En la plaza principal, una veintena de motokars esperaban por servicio a Caballo Cocha mientras los visitantes buscaban señal de internet y degustaban algunos productos de las ventas de comida alrededor del parque. Tomé uno de regreso hacia el hotel, donde después de un entretenido viaje, encontré descansando sobre una silla plástica al hombre que me había atendido en la madrugada.

Se trataba de Nexoly Manchay Abad, el dueño del hotel Mendos. Llevaba veinte años en Caballo Cocha y quería regresar a su ciudad natal, Piura en Chiclayo, la capital petrolera y pesquera de su provincia. Según sus palabras, Nexoly estaba cansado de nadar contra la corriente, ya no se sentía a gusto en el pueblo. La desorganización de la comunidad, el mal manejo de los servicios públicos y el auge del dinero caliente lo tenían incomodo. Quería darle a su esposa y sus dos hijos una calidad de vida diferente.

 

La realidad del desarrollo

La oficina de migración abría a las ocho de la mañana. Debía sellar la salida de Perú en el pasaporte, pero los funcionarios estaban atendiendo los vuelos en el aeropuerto. El comercio aéreo se había incrementado exponencialmente en la zona y los funcionarios de aduanas y control migratorio tenían mucho trabajo. Realicé nuevas caminatas por los alrededores del sector comercial mientras esperaba a los funcionarios, encontrando nuevas calles sin explorar con el apabullante panorama de más cañerías abiertas desembocando en el río.

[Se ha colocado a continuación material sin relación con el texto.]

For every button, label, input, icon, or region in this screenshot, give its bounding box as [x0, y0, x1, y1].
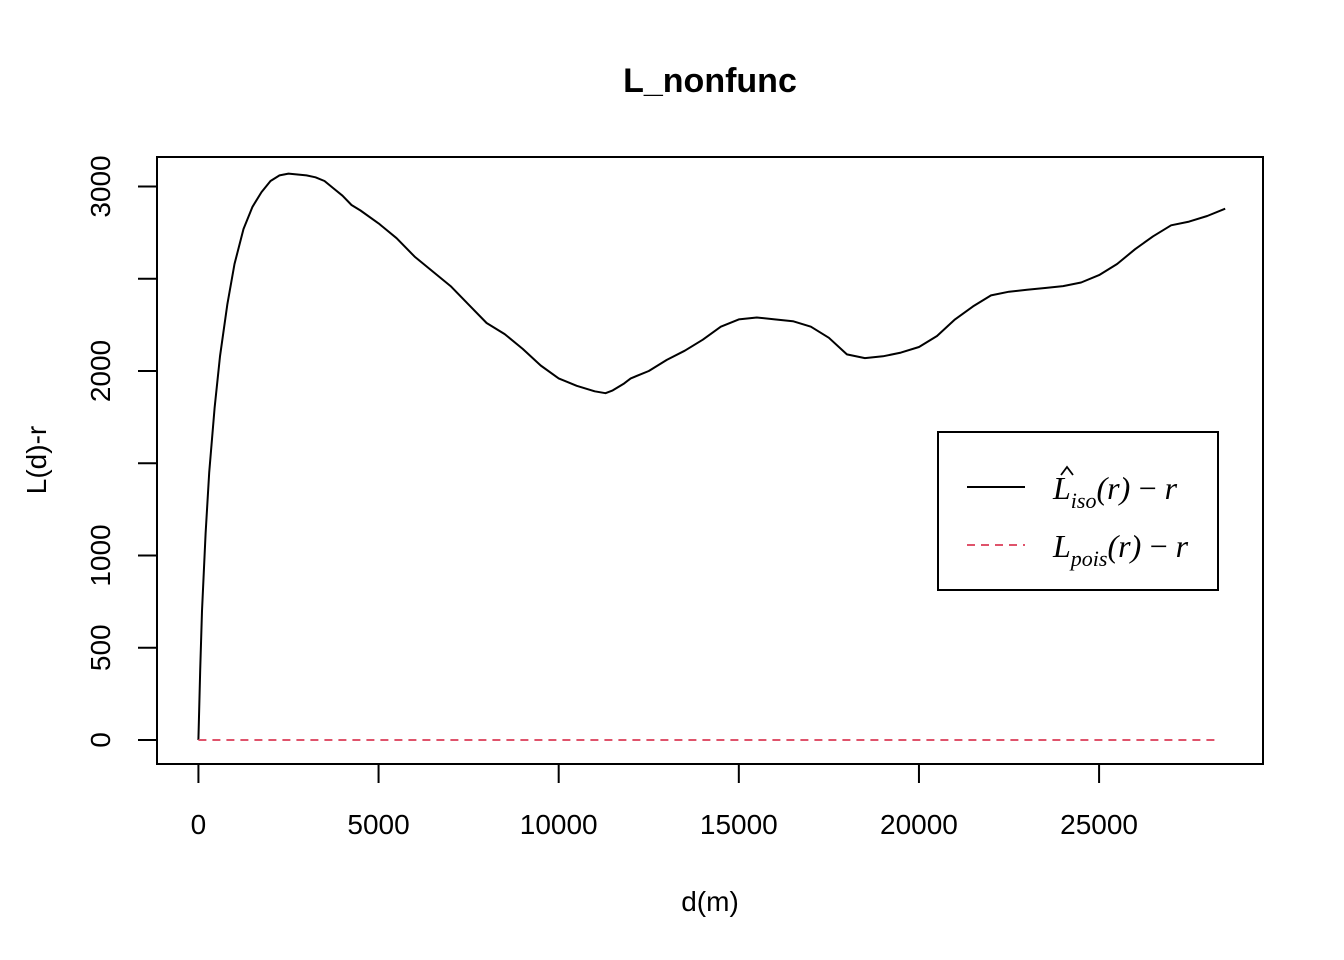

Sin lugar a dudas, eran las imágenes más tristes que había tenido hasta ese momento en el viaje. Los gallinazos escudriñaban con su pico y patas en el agua de la canaleta buscando alimento que encontraban con relativa facilidad. En la cuadra siguiente un bote de madera lucia abandonado al lado de decenas de botellas plásticas flotando.

Regrese tres veces a la oficina, sin encontrar a los funcionarios de migración. La lancha rápida salía a las dos de la tarde hacia Puerto Nariño, así que opte para dejar el tramite de sellado nuevamente en Santa Rosa. Recogí mis pertenencias del hotel y me dirigí hacia el embarcadero de Expresos Unidos tres Fronteras. La embarcación llegó con pasajeros a la una de la tarde y solo permitieron el acceso media hora después.

Mientras esperábamos la salida, pude observar a una pequeña niña de la congregación israelí, caminar por el entablado del muelle con una jarra plástica en la mano, meterla al agua y quitar de su camino la basura flotante para llenar su recipiente y regresar hacia uno de los negocios del muelle. La acción fue repetida tres veces más. No se que uso le fuera a dar al líquido, que creo sin lugar a dudas ya no se podría considerar como potable, pero si satisfacer la necesidad de algunos de los pobladores de la ribera de río.